[Anmerkung der Autorin: Bitte mit Humor nehmen!]
Unsere heiß ersehnten Abschlusstage führten uns nach Klagenfurt – eine Stadt, die uns mit offenen Armen empfing… und einer Unterkunft, die leider weniger „Hotelkomfort“ und mehr „na gut, wir überleben’s schon“ ausstrahlte. Aber wir sind ja hart im Nehmen.
Der erste Programmpunkt war der Besuch im Jump Dome Klagenfurt. Dort verwandelte sich die 8A innerhalb von exakt drei Sekunden in eine Gruppe fröhlich kreischender Kindergartenkinder. Wer dachte, dass 17- und 18-Jährige zu alt zum Herumhüpfen sind, wurde eines Besseren belehrt: Statt akrobatischer Meisterleistungen gab’s ein Chaos aus halb geglückten Sprüngen, wilden Landungen und laut schreienden „I glaub, i brech ma glei wos!“-Momenten. Pädagogisch wertvoll? Vielleicht nicht. Unterhaltsam? Definitiv.
Danach ging es weiter ins weltberühmte Minimundus.
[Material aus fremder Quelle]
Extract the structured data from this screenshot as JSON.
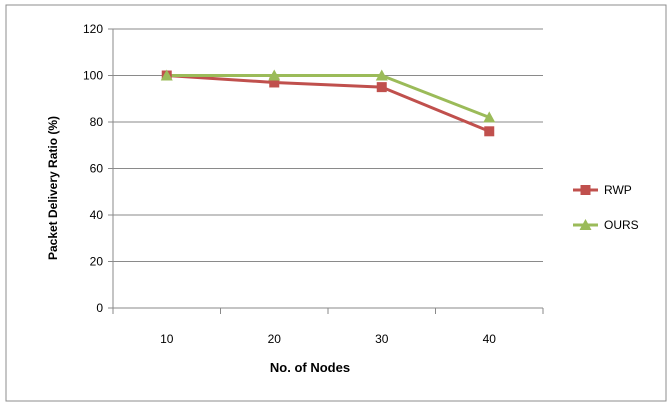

Während wir an Miniatur-Weltwundern vorbeischlenderten, stellten wir fest: Die Sitzplätze waren interessanter als das Museum. Einige haben es sich dort so gemütlich gemacht, als hätten sie gerade den Urlaub ihres Lebens gebucht.-Doch das Highlight: Die Fußmassage.
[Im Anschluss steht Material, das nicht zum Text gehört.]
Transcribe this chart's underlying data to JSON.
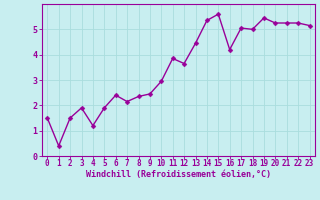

Am nächsten Tag bewiesen wir beim anschließenden Stadtausflug wahre Orientierungskünste: Die einen suchten Geschäfte, die anderen Schatten, manche suchten einfach nur WLAN.
Zwischendurch besuchten wir auch das Strandbad Klagenfurt, wo sich die 8A erneut von ihrer besten Seite zeigte. Einige stürzten sich begeistert die Wasserrutsche hinunter, als würden sie für einen internationalen Rutschwettbewerb trainieren. In der Sandkiste hingegen wurde mit einem zweijährigen Kind gespielt – die betreffenden Schülerinnen und Schüler passten sich dessen Alter erstaunlich gut an. Der restliche Teil der Gruppe entschied sich ganz pragmatisch für ein spontanes Nickerchen im Schatten, als wäre das Freibad extra als Ruheoase für uns reserviert worden.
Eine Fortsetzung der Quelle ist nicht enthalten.